Phredde glanced around cautiously. ‘It’s not another zombie librarian
7
, is it?’ she whispered.
I shook my head.
‘Or are slime monsters about to devour the school foundations?’
‘Nothing like that! Just hurry!’
Phredde didn’t say another word till we were across the street. I peered back at the school, but no one seemed to have noticed we were gone.
‘Now what?’ asked Phredde.
‘PING! up a hundred kilos of invisible garlic into the Domestic Science room,’ I told her.
Phredde stared. ‘But it’s against school rules now to PING!’
Phaeries never break school rules. It’s just one of those things about being a phaery. ‘I know. That’s why I brought you over here. So we wouldn’t be at school.’
Phredde looked at me admiringly. ‘Hey, that’s clever. But why do you want a hundred kilos of invisible garlic?’
‘So we can put it in everything we cook for the dance. That way we’ll all stink of garlic and no one will get vampirised!’
‘Brilliant!’ cried Phredde.
PING!
‘It’s under the bench,’ she said. ‘I made it odourless as well as invisible. That way no one will notice it.’
‘Now THAT is brilliant,’ I said. ‘I would never have thought of that.’
Phredde grinned. ‘I bet you’re wondering how we’re going to know where the invisible odourless garlic is so we can use it?’
‘Yeah,’ I said.
‘No worries,’ said Phredde. ‘I just PING!ed it so that every time you or I wave our fingers like this,’ she said,
as her fingers went fingle, fingle, fingle, ‘we’re adding half a cup of invisible garlic.’

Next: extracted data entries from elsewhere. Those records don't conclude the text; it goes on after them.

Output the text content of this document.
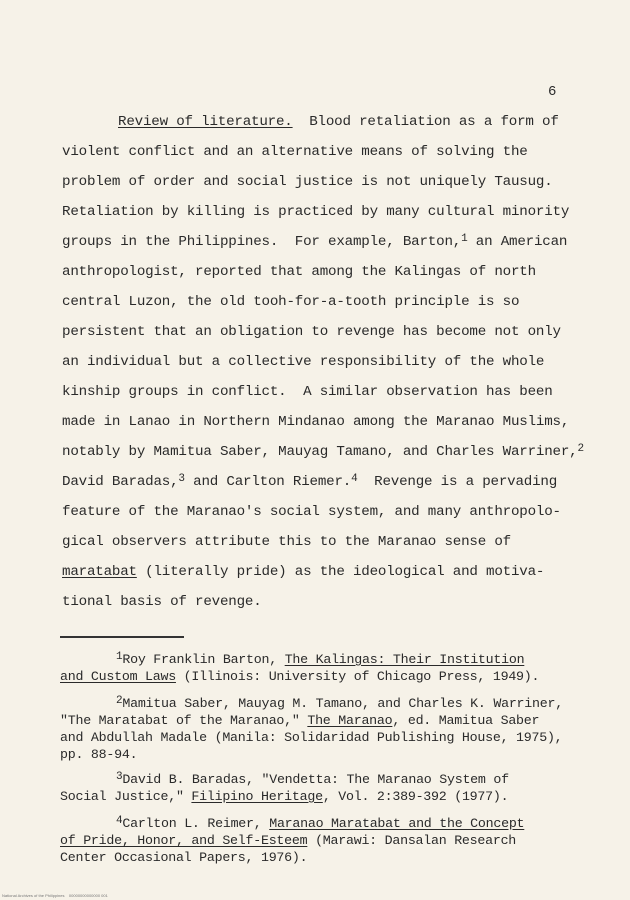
6
Review of literature.  Blood retaliation as a form of
violent conflict and an alternative means of solving the
problem of order and social justice is not uniquely Tausug.
Retaliation by killing is practiced by many cultural minority
groups in the Philippines.  For example, Barton,$^1$ an American
anthropologist, reported that among the Kalingas of north
central Luzon, the old tooh-for-a-tooth principle is so
persistent that an obligation to revenge has become not only
an individual but a collective responsibility of the whole
kinship groups in conflict.  A similar observation has been
made in Lanao in Northern Mindanao among the Maranao Muslims,
notably by Mamitua Saber, Mauyag Tamano, and Charles Warriner,$^2$
David Baradas,$^3$ and Carlton Riemer.$^4$  Revenge is a pervading
feature of the Maranao's social system, and many anthropolo-
gical observers attribute this to the Maranao sense of
maratabat (literally pride) as the ideological and motiva-
tional basis of revenge.
$^1$Roy Franklin Barton, The Kalingas: Their Institution
and Custom Laws (Illinois: University of Chicago Press, 1949).
$^2$Mamitua Saber, Mauyag M. Tamano, and Charles K. Warriner,
"The Maratabat of the Maranao," The Maranao, ed. Mamitua Saber
and Abdullah Madale (Manila: Solidaridad Publishing House, 1975),
pp. 88-94.
$^3$David B. Baradas, "Vendetta: The Maranao System of
Social Justice," Filipino Heritage, Vol. 2:389-392 (1977).
$^4$Carlton L. Reimer, Maranao Maratabat and the Concept
of Pride, Honor, and Self-Esteem (Marawi: Dansalan Research
Center Occasional Papers, 1976).
National Archives of the Philippines    00000000000000 001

Phredde zoomed up and leapt like a butterfly on twenty-seven glasses of cola. ‘I can just see those vampires’ faces!’ she chortled. ‘Bazookered!’
‘Phredde…’
‘They’ll be sick to their stomachs!’ cried Phredde. ‘Their fangs will ache just smelling the stuff! They’ll…’
‘Phredde…’ I tried to cut her off. But it was too late.
‘You two!’ roared someone from across the road. ‘My office, now!’
It was Mr Ploppy Bottom.
Mr Ploppy Bottom marched off across the courtyard. We trailed behind him.
‘Now we’re in for it,’ whispered Phredde, as we tiptoed down the corridor. ‘He’s just been waiting for an excuse to have a go at me. And you too, because you hang around with me.’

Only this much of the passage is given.